To generalise doesn’t tell the whole story of course, but it’s a pretty fair description I think.
The largest town by far is Swindon with a current estimated population of just over 200,000.
The next highest urban population (from the 2011 census) is Salisbury, the county’s only city, with 44,478, and Trowbridge, the county town, with 39,409.
Chippenham isn’t far behind with 35,800 but there isn’t another town over 20,000 according to the 2011 census. The next census is in 2021.
Most of these rural towns are in the northern half of the county, and those in the north-western part have a feel to them more akin to the Cotswolds rather than the Downland countryside further east and south.
Probably the most well known part of the Wiltshire countryside is Salisbury Plain. It’s rather a featureless landscape with very few visual delights, but it does have Stonehenge, just one of many exceptional Wiltshire archaeological remains for which the county is justifiably famous.
Due to its scant human habitation today, Salisbury Plain is also home to army training camps such as Bulford and Tidworth, which conversely, has a population of around 18,000 between them.
People from Wiltshire are known as Moonrakers, but whether they like being called that I’m not sure.
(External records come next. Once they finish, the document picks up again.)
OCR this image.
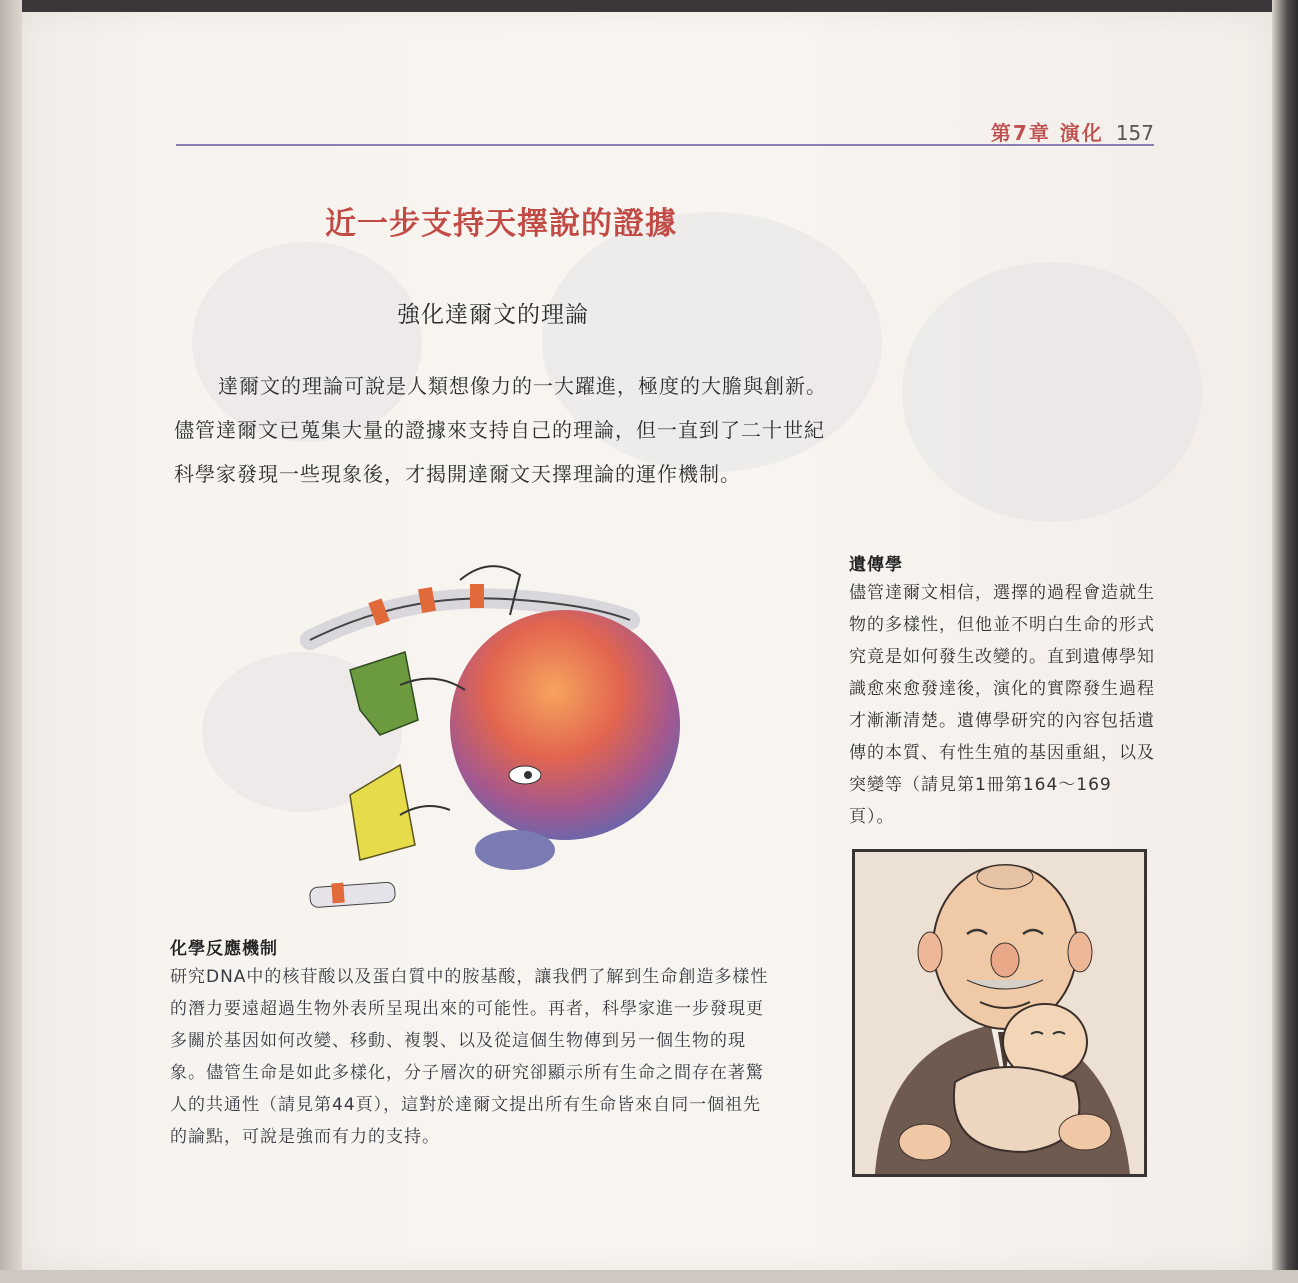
第7章 演化 157
近一步支持天擇說的證據
強化達爾文的理論
達爾文的理論可說是人類想像力的一大躍進，極度的大膽與創新。儘管達爾文已蒐集大量的證據來支持自己的理論，但一直到了二十世紀科學家發現一些現象後，才揭開達爾文天擇理論的運作機制。
遺傳學
儘管達爾文相信，選擇的過程會造就生物的多樣性，但他並不明白生命的形式究竟是如何發生改變的。直到遺傳學知識愈來愈發達後，演化的實際發生過程才漸漸清楚。遺傳學研究的內容包括遺傳的本質、有性生殖的基因重組，以及突變等（請見第1冊第164～169頁）。
化學反應機制
研究DNA中的核苷酸以及蛋白質中的胺基酸，讓我們了解到生命創造多樣性的潛力要遠超過生物外表所呈現出來的可能性。再者，科學家進一步發現更多關於基因如何改變、移動、複製、以及從這個生物傳到另一個生物的現象。儘管生命是如此多樣化，分子層次的研究卻顯示所有生命之間存在著驚人的共通性（請見第44頁），這對於達爾文提出所有生命皆來自同一個祖先的論點，可說是強而有力的支持。
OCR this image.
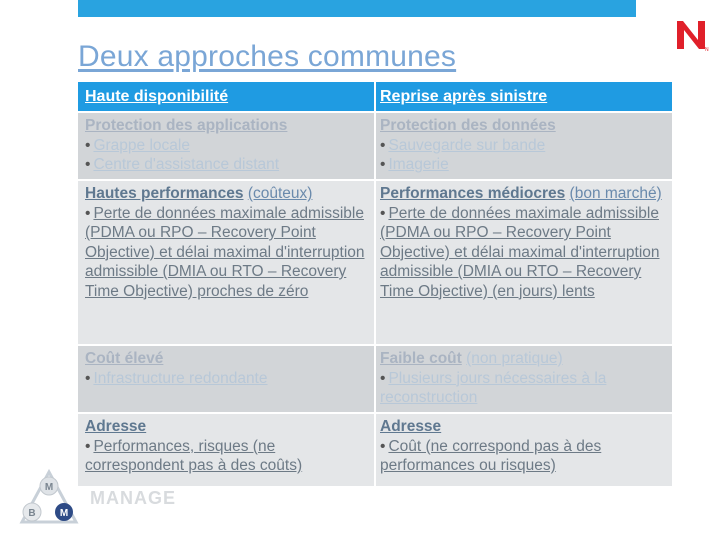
N
Deux approches communes
Haute disponibilité	Reprise après sinistre
Protection des applications
• Grappe locale
• Centre d'assistance distant
Protection des données
• Sauvegarde sur bande
• Imagerie
Hautes performances (coûteux)
• Perte de données maximale admissible (PDMA ou RPO – Recovery Point Objective) et délai maximal d'interruption admissible (DMIA ou RTO – Recovery Time Objective) proches de zéro
Performances médiocres (bon marché)
• Perte de données maximale admissible (PDMA ou RPO – Recovery Point Objective) et délai maximal d'interruption admissible (DMIA ou RTO – Recovery Time Objective) (en jours) lents
Coût élevé
• Infrastructure redondante
Faible coût (non pratique)
• Plusieurs jours nécessaires à la reconstruction
Adresse
• Performances, risques (ne correspondent pas à des coûts)
Adresse
• Coût (ne correspond pas à des performances ou risques)
M
B M
MANAGE
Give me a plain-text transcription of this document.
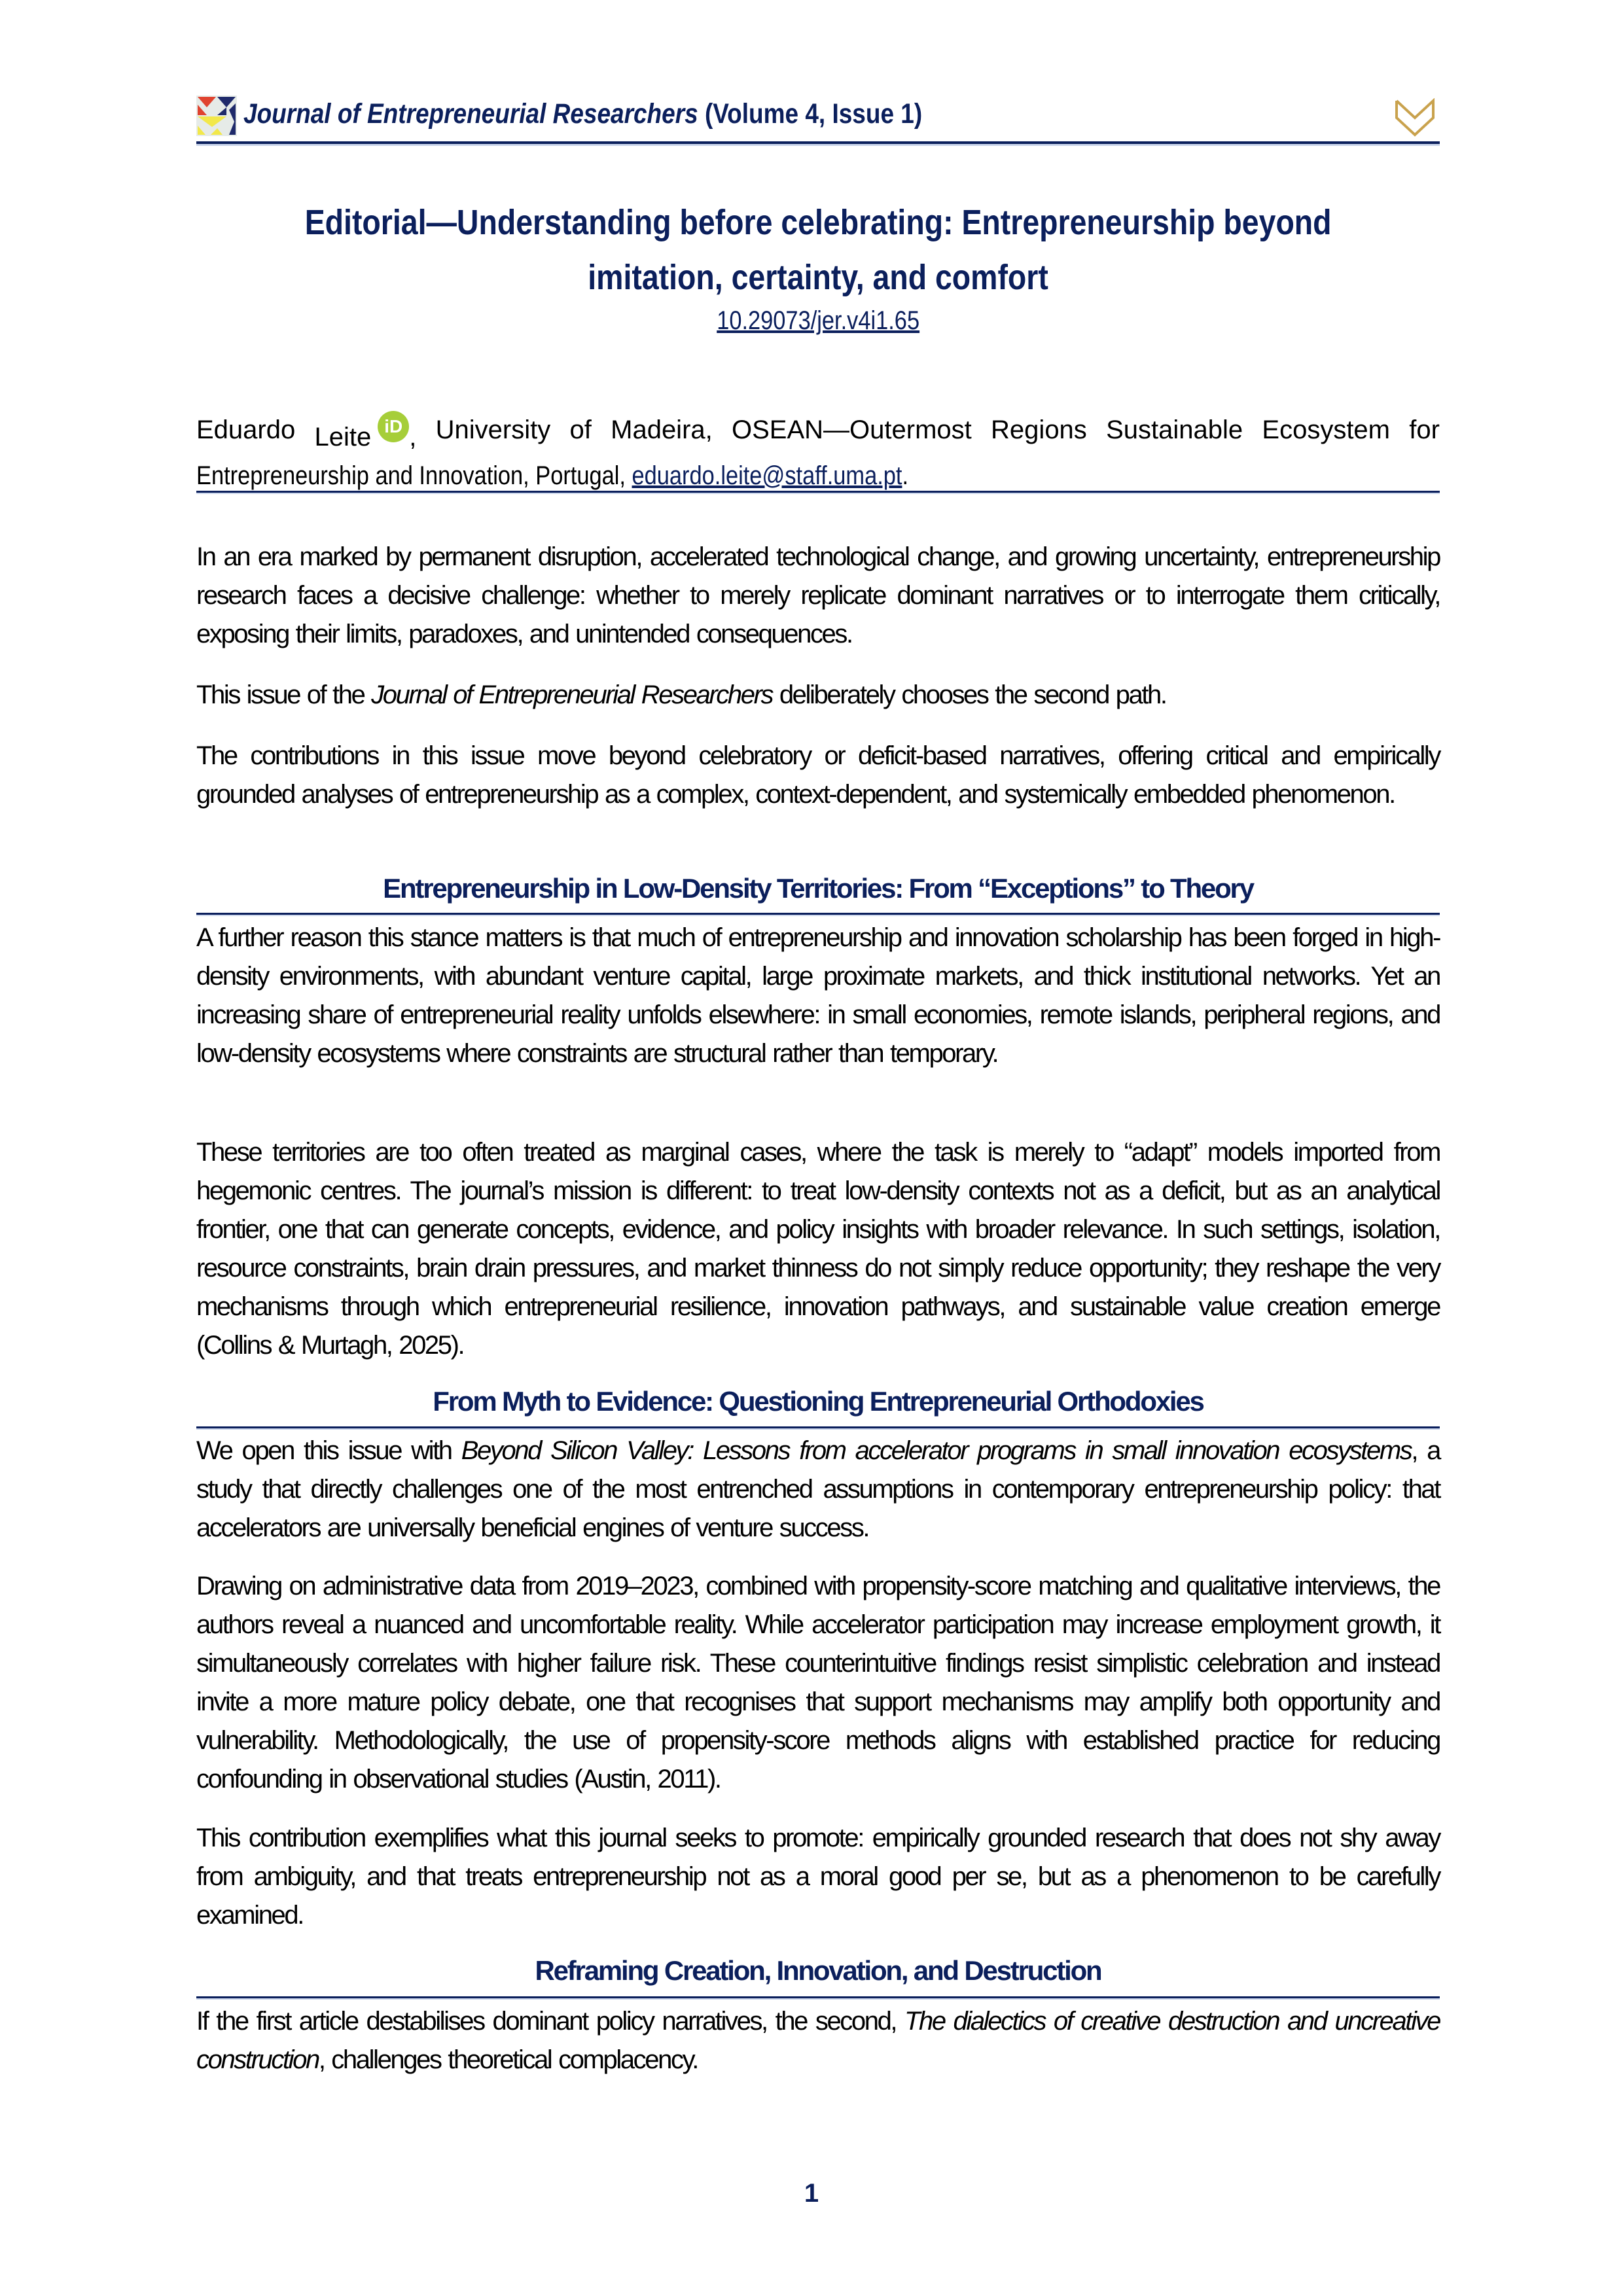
Journal of Entrepreneurial Researchers (Volume 4, Issue 1)
Editorial—Understanding before celebrating: Entrepreneurship beyond
imitation, certainty, and comfort
10.29073/jer.v4i1.65
Eduardo Leite iD , University of Madeira, OSEAN—Outermost Regions Sustainable Ecosystem for
Entrepreneurship and Innovation, Portugal, eduardo.leite@staff.uma.pt.

In an era marked by permanent disruption, accelerated technological change, and growing uncertainty, entrepreneurship research faces a decisive challenge: whether to merely replicate dominant narratives or to interrogate them critically, exposing their limits, paradoxes, and unintended consequences.

This issue of the Journal of Entrepreneurial Researchers deliberately chooses the second path.

The contributions in this issue move beyond celebratory or deficit-based narratives, offering critical and empirically grounded analyses of entrepreneurship as a complex, context-dependent, and systemically embedded phenomenon.

Entrepreneurship in Low-Density Territories: From “Exceptions” to Theory

A further reason this stance matters is that much of entrepreneurship and innovation scholarship has been forged in high-density environments, with abundant venture capital, large proximate markets, and thick institutional networks. Yet an increasing share of entrepreneurial reality unfolds elsewhere: in small economies, remote islands, peripheral regions, and low-density ecosystems where constraints are structural rather than temporary.

These territories are too often treated as marginal cases, where the task is merely to “adapt” models imported from hegemonic centres. The journal’s mission is different: to treat low-density contexts not as a deficit, but as an analytical frontier, one that can generate concepts, evidence, and policy insights with broader relevance. In such settings, isolation, resource constraints, brain drain pressures, and market thinness do not simply reduce opportunity; they reshape the very mechanisms through which entrepreneurial resilience, innovation pathways, and sustainable value creation emerge (Collins & Murtagh, 2025).

From Myth to Evidence: Questioning Entrepreneurial Orthodoxies

We open this issue with Beyond Silicon Valley: Lessons from accelerator programs in small innovation ecosystems, a study that directly challenges one of the most entrenched assumptions in contemporary entrepreneurship policy: that accelerators are universally beneficial engines of venture success.

Drawing on administrative data from 2019–2023, combined with propensity-score matching and qualitative interviews, the authors reveal a nuanced and uncomfortable reality. While accelerator participation may increase employment growth, it simultaneously correlates with higher failure risk. These counterintuitive findings resist simplistic celebration and instead invite a more mature policy debate, one that recognises that support mechanisms may amplify both opportunity and vulnerability. Methodologically, the use of propensity-score methods aligns with established practice for reducing confounding in observational studies (Austin, 2011).

This contribution exemplifies what this journal seeks to promote: empirically grounded research that does not shy away from ambiguity, and that treats entrepreneurship not as a moral good per se, but as a phenomenon to be carefully examined.

Reframing Creation, Innovation, and Destruction

If the first article destabilises dominant policy narratives, the second, The dialectics of creative destruction and uncreative construction, challenges theoretical complacency.

1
The name stems from an old folk tale.
Even though Wiltshire is landlocked, it was on a smugglers route, and the story involves some barrels of French brandy that were hidden in a village pond.
One night while retrieving the brandy they were spotted by some revenue men. The moon was being reflected in the pond and when the smugglers explained that they were raking up a cheese, the revenue men laughed and thought that they were just simple yokels and carried on their way.
Cranmer, a pond in Devizes, is reputed to be one of the most likely places for this to have happened, although others have laid claim to be the pond in question – that is, of course, whether it ever happened at all.